Фома смотрел на нее и видел, что наедине сама с собой она не была такой красивой, как при людях, - ее лицо серьезнее и старей, в глазах нет выражения ласки и кротости, смотрят они скучно, И поза ее была усталой, как будто женщина хотела подняться и - не могла.
Юноша кашлянул...
– Кто это?
– тревожно вздрогнув, спросила женщина. И струны вздрогнули, издав тревожный звук.
– Это я, - сказал Фома, откидывая рукой нити бисера.
– A! Но как вы тихо... Рада видеть вас... Садитесь!.. Почему так давно не были?
Протягивая ему руку, она другой указывала на маленькое кресло около себя, и глаза ее улыбались радостно.
– Ездил в затеи пароходы смотреть, - говорил Фома с преувеличенной развязностью, подвигая кресло ближе к кушетке.
– Что, в полях еще много снега?
– Сколько вам угодно... Но здорово тает. По дорогам - вода везде...
Он смотрел на нее и улыбался. Должно быть. Медынская заметила развязность его поведения и новое в его улыбке - она оправила платье и отодвинулась от него. Их глаза встретились - и Медынская опустила голову.
– Тает!
– задумчиво сказала ока, разглядывая кольцо на своем мизинце.
– Н -да... ручьи везде...-любуясь своими ботинками, сообщил Фома.

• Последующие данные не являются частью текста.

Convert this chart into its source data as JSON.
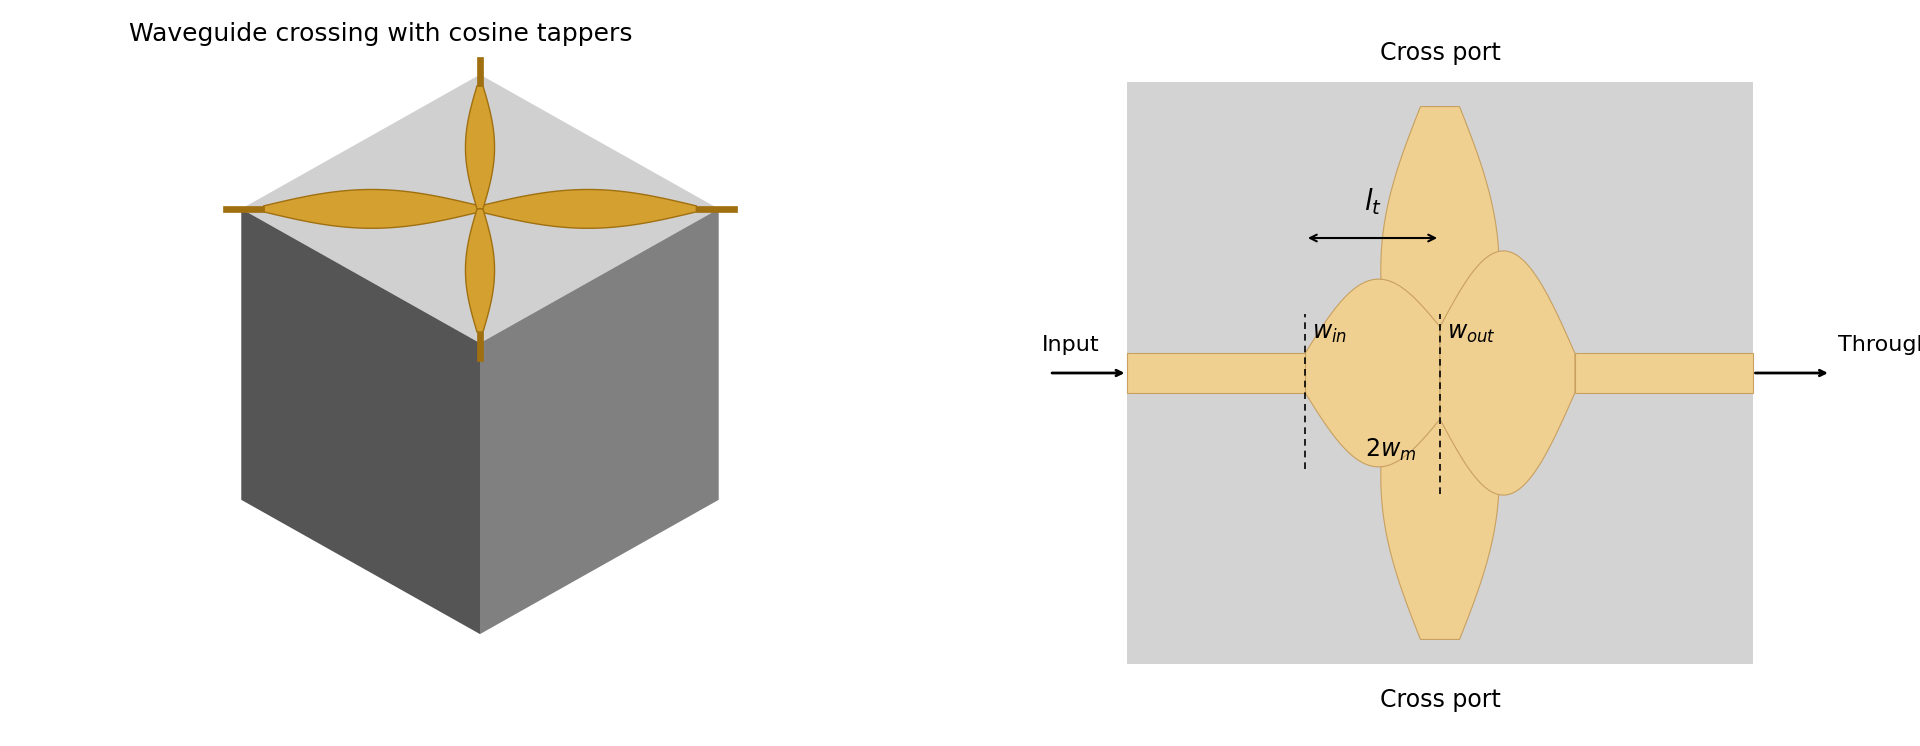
{
  "title_left": "Waveguide crossing with cosine tappers",
  "title_fontsize": 18,
  "bg_color": "#ffffff",
  "panel_bg": "#d3d3d3",
  "waveguide_color_3d_face": "#d4a030",
  "waveguide_color_3d_dark": "#a07010",
  "waveguide_color_2d": "#f0d090",
  "waveguide_edge_color": "#c8a060",
  "cube_top_color": "#d0d0d0",
  "cube_left_color": "#555555",
  "cube_right_color": "#808080",
  "label_cross_port_top": "Cross port",
  "label_cross_port_bot": "Cross port",
  "label_input": "Input",
  "label_through": "Through port",
  "label_lt": "$l_t$",
  "label_win": "$w_{in}$",
  "label_wout": "$w_{out}$",
  "label_2wm": "$2w_m$",
  "annotation_fontsize": 16
}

– Это хорошо... Весна идет...
– Уж теперь не задержит...
– Придет весна, - повторила Медынская негромко и как бы вслушиваясь в звук слов.
– Влюбляться станут люди, - усмехнувшись, сказал Фома и зачем-то крепко потер руки.
– Вы собираетесь?
– сухо спросила Медынская.
– Мне -нечего... я -давно!.. Влюблен на всю жизнь...
Она мельком взглянула на него и снова начала играть, задумчиво говоря:
– Как это хорошо, что вы только еще начинаете жить... Сердце полно силы... и нет в нем ничего темного...
– Софья Павловна!
– тихо воскликнул Фома. Она ласковым жестом остановила его.
– Подождите, голубчик! Сегодня я могу сказать вам... что-то хорошее... Знаете - у человека, много пожившего, бывают минуты, когда он, заглянув в свое сердце, неожиданно находит там... нечто давно забытое... Оно лежало где-то глубоко на дне сердца годы... но не утратило благоухания юности, и когда память дотронется до него... тогда на человека повеет... живительной свежестью утра дней...
Струны под ее пальцами дрожали, плакали, Фоме казалось, что звуки их и тихий голос женщины ласково и нежно щекочут его сердце... Но, твердый в своем решении, он вслушивался в ее слова и, не понимая их содержания, думал:
"Говори! Теперь уж не поверю никаким твоим речам..."
Это раздражало его. Ему было жалко, что он не может слушать ее речь так внимательно и доверчиво, как раньше, бывало, слушал...
– Вы думаете о том, как нужно жить?
– спросила женщина.
– Иной раз подумаешь - а потом опять забудешь. Некогда!
– сказал Фома и усмехнулся.
– Да и что думать? Видишь, как живут люди... ну, стало быть, надо им подражать.